In terms of its usage, local authorities will often cite further laws or injunctions in order to put forward a formal notice of action. The Act’s use has overall decreased since its enactment, but since 2006, a 70% increase in use has been seen. In an interview with the charity Crisis, Karl from Liverpool discussed what the Act has meant for him and his treatment by police officials: ‘you felt like a criminal… I tried my best to stay out of sight’. For many on the streets, their mere existence means they become a criminal and can be approach by an officer at any time, thus causing many to stay in their own communities, worsening the problem. Decreased funding for welfare has meant access to them has become much harder. The lack of social support means police officers are more likely to use the law against these individuals, which does not look to solve the problem, only move it somewhere else. A Metropolitan Police whistle-blower was quoted saying: ‘Our duties are being stretched beyond our capabilities to include non-criminal matters regarding mental health and social services because cuts have debilitated those sectors too’. The Act not only exposes the weaknesses in our system, but also the lack of modernisation and empathy needed to combat this crisis. As of 2019, the government had promised to look into rescinding the Act, but former Housing Secretary Robert Jenrick has been accused of delaying this now for two years.

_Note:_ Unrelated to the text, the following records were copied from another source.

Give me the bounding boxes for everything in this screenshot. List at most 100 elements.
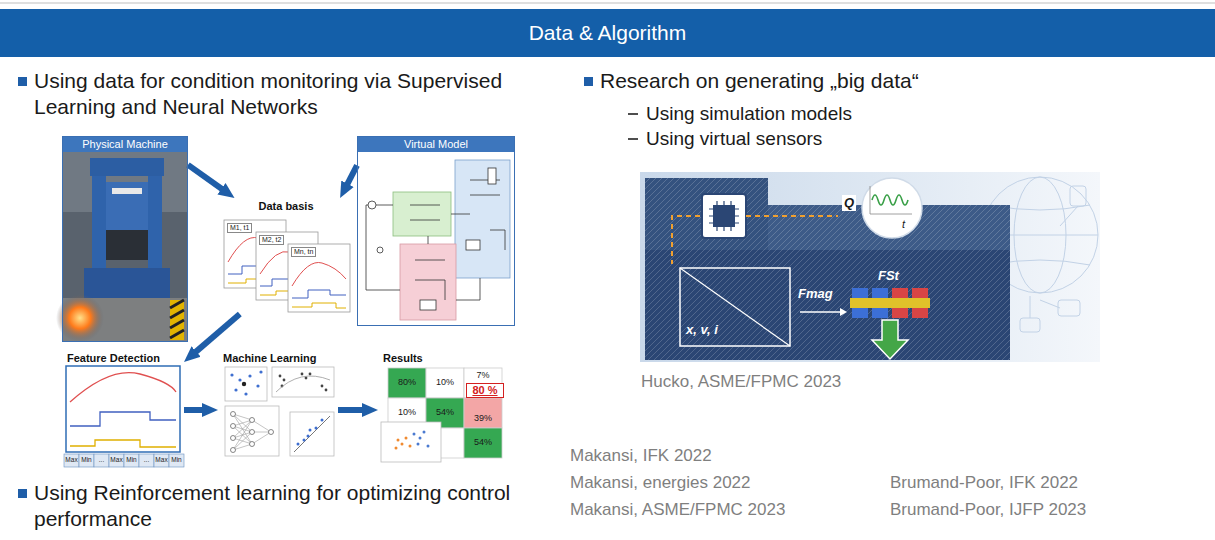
bullet-marker (18, 77, 638, 498)
actuator-illustration (862, 178, 922, 238)
learning-panels (321, 385, 324, 388)
learning-panels (231, 436, 236, 441)
actuator-illustration (912, 308, 928, 318)
title-bar: Data & Algorithm (0, 9, 1215, 57)
learning-panels (279, 375, 282, 378)
feature-cell: Max (109, 456, 124, 463)
confusion-matrix (388, 368, 426, 398)
actuator-illustration (746, 215, 838, 217)
confusion-matrix (401, 443, 404, 446)
feature-cell: Min (124, 456, 139, 463)
flow-arrow (340, 165, 357, 198)
feature-cell: Max (64, 456, 79, 463)
machine-photo (106, 230, 148, 260)
data-panel: Data basis (220, 198, 352, 314)
confusion-matrix (381, 422, 441, 462)
learning-panels (305, 377, 308, 380)
actuator-illustration (640, 172, 1100, 362)
flow-arrow (338, 407, 378, 413)
dataset-tag: M1, t1 (227, 223, 252, 233)
learning-panels (225, 367, 334, 456)
learning-panels (307, 435, 310, 438)
actuator-illustration (892, 308, 908, 318)
learning-panels (309, 373, 312, 376)
bullet-marker (628, 138, 638, 140)
header-bar: Virtual Model (358, 137, 514, 152)
heading-row: Feature Detection (62, 350, 184, 366)
feature-plot (64, 366, 184, 467)
actuator-illustration (713, 205, 735, 227)
actuator-illustration (1030, 206, 1078, 318)
bullet-text: Using data for condition monitoring via … (34, 68, 534, 119)
bullet-text: Using Reinforcement learning for optimiz… (34, 480, 514, 531)
confusion-matrix (413, 431, 430, 448)
matrix-cell: 54% (426, 407, 464, 417)
actuator-illustration (645, 178, 1010, 360)
sub-bullet-text: Using simulation models (646, 102, 852, 125)
learning-panels (315, 427, 318, 430)
header-bar: Physical Machine (63, 137, 187, 152)
citation: Makansi, IFK 2022 (570, 446, 712, 467)
feature-plot (109, 454, 124, 467)
confusion-matrix (395, 437, 412, 450)
learning-panels (301, 373, 304, 376)
learning-panels (259, 370, 262, 373)
feature-cell: ... (139, 456, 154, 463)
node-title: Results (383, 351, 423, 365)
node-title: Feature Detection (67, 351, 160, 365)
citation: Makansi, energies 2022 (570, 473, 751, 494)
confusion-matrix (426, 368, 464, 398)
feature-plot (70, 373, 176, 402)
model-panel: Virtual Model (357, 136, 515, 326)
actuator-illustration (702, 194, 746, 238)
learning-panels (231, 448, 236, 453)
matrix-cell: 10% (388, 407, 426, 417)
confusion-matrix (405, 437, 408, 440)
learning-panels (248, 374, 251, 377)
actuator-illustration (840, 308, 847, 316)
learning-panels (325, 389, 328, 392)
machine-photo (84, 268, 170, 298)
data-plot-stack (224, 220, 350, 312)
data-plot-stack (288, 244, 350, 312)
slide-title: Data & Algorithm (529, 21, 687, 44)
learning-panels (233, 414, 271, 450)
force-name: Fmag (798, 286, 833, 302)
feature-plot (169, 454, 184, 467)
confusion-matrix (409, 445, 412, 448)
matrix-cell: 7% (464, 370, 502, 380)
actuator-illustration (709, 201, 739, 231)
machine-photo (170, 300, 184, 340)
actuator-illustration (872, 308, 888, 318)
flow-arrow (188, 165, 235, 198)
step-panel: Machine Learning (218, 350, 338, 460)
learning-panels (225, 406, 279, 456)
bullet-marker (628, 113, 638, 115)
learning-panels (230, 370, 262, 395)
learning-panels (303, 439, 306, 442)
actuator-illustration (1070, 186, 1086, 206)
actuator-illustration (1058, 300, 1080, 316)
machine-photo (56, 294, 104, 342)
feature-cell: Min (79, 456, 94, 463)
dataset-tag: Mn, tn (291, 247, 316, 257)
learning-panels (279, 373, 328, 392)
learning-panels (272, 367, 334, 397)
bullet-marker (18, 489, 27, 498)
learning-panels (225, 367, 267, 401)
citation: Hucko, ASME/FPMC 2023 (641, 372, 841, 393)
citation: Makansi, ASME/FPMC 2023 (570, 500, 785, 521)
heading-row: Results (378, 350, 506, 366)
matrix-cell: 54% (464, 437, 502, 447)
feature-cell: ... (94, 456, 109, 463)
learning-panels (297, 419, 324, 446)
virtual-model-schematic (393, 192, 451, 236)
virtual-model-schematic (358, 152, 514, 325)
bullet-text: Research on generating „big data“ (600, 68, 1180, 94)
bullet-marker (18, 77, 27, 86)
actuator-illustration (672, 216, 700, 264)
learning-panels (290, 412, 334, 456)
sub-bullet-text: Using virtual sensors (646, 127, 822, 150)
node-title: Data basis (258, 199, 313, 213)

In recent years, more legislation has been enacted that further looks to marginalise the community and complement the Vagrancy Act. The 2014 Anti-social Behaviour, Crime and Policing Act saw the introduction of Public Space Protection Orders (PSPO), a piece of legislation that ‘allows for sweeping powers to criminalise behaviour that is not ‘normally’ criminal’. Certain areas of a city, like a town centre, can now have this law applied to it and enforced through fines and arrests.

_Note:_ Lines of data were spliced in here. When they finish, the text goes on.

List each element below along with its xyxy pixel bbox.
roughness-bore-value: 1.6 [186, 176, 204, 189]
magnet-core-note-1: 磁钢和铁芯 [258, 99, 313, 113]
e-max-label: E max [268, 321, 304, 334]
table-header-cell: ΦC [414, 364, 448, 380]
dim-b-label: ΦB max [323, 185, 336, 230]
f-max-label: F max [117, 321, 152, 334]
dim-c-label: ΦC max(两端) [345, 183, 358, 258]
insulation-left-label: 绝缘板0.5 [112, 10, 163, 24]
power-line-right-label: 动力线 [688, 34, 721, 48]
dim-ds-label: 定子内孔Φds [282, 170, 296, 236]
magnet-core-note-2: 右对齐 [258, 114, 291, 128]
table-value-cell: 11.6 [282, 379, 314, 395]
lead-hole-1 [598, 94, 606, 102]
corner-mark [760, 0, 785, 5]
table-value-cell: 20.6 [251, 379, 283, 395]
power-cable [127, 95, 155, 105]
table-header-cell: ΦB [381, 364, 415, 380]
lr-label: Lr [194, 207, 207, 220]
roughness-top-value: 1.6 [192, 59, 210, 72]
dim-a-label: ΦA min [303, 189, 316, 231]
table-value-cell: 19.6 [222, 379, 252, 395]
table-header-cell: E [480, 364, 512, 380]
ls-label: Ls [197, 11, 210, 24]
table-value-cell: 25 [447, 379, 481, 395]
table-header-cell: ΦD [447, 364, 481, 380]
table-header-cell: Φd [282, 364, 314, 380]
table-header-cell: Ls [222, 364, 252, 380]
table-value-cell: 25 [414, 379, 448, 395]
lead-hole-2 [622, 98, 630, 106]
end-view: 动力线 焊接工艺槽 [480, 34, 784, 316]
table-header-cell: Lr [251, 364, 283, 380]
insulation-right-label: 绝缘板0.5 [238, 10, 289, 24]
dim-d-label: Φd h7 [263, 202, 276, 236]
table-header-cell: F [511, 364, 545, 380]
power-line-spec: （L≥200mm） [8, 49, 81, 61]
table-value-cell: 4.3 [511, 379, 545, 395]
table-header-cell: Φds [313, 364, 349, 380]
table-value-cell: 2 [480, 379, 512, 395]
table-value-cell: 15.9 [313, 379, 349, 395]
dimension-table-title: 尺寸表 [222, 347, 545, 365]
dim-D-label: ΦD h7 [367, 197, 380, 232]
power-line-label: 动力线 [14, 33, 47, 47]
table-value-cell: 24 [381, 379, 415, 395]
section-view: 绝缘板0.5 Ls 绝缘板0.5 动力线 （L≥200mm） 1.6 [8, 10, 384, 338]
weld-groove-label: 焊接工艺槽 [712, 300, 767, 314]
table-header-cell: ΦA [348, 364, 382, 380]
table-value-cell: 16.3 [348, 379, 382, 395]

This can often mean physical access to services becomes impossible without committing an offence by breaching an area ban. According to government advice, PSPOs shouldn’t be used to criminalise rough sleeping or homelessness. However, a freedom of information request saw 3 local authorities doing just that and a 2019 Guardian report showed a further 60 were using it against begging, setting up tents and loitering. Moreover, further guidance suggested using ‘appropriate powers’ and ‘proportionate response’, but some local authorities were applying fines of £100-£1000 to these individuals. The human rights charity Liberty have labelled the Orders as: ‘absurd, counterproductive, and downright cruel’. The Act clearly looks to address the problem ‘aesthetically’, offering an ‘out of sight, out of mind’ approach through PSPOs.

In the most recent development, the current government is looking to pass the Police, Crime, Sentencing and Courts Bill, infamously known for its ban on ‘noisy’ protests. Yet, the Bill also seeks to criminalise those of traveller lifestyles with trespassing offences. These very offences can also easily be applied to homeless individuals who sleep in or near their cars, making them even more vulnerable to prosecution. It seems that whilst a modern and welfare-driven approach is desperately needed, expanding legal powers against these individuals has become the priority since 2010, with no desire to address the root cause.

The expanding criminalisation of homelessness is clearly hindering tackling this social crisis. A well funded and planned social programme is the only way to tackle this issue. Criminalisation does nothing to lift these individuals from the street and does more to push them out of society and our care. We must look to eradicate homelessness in its entirety, prioritising its causes and supporting them, not criminalising them.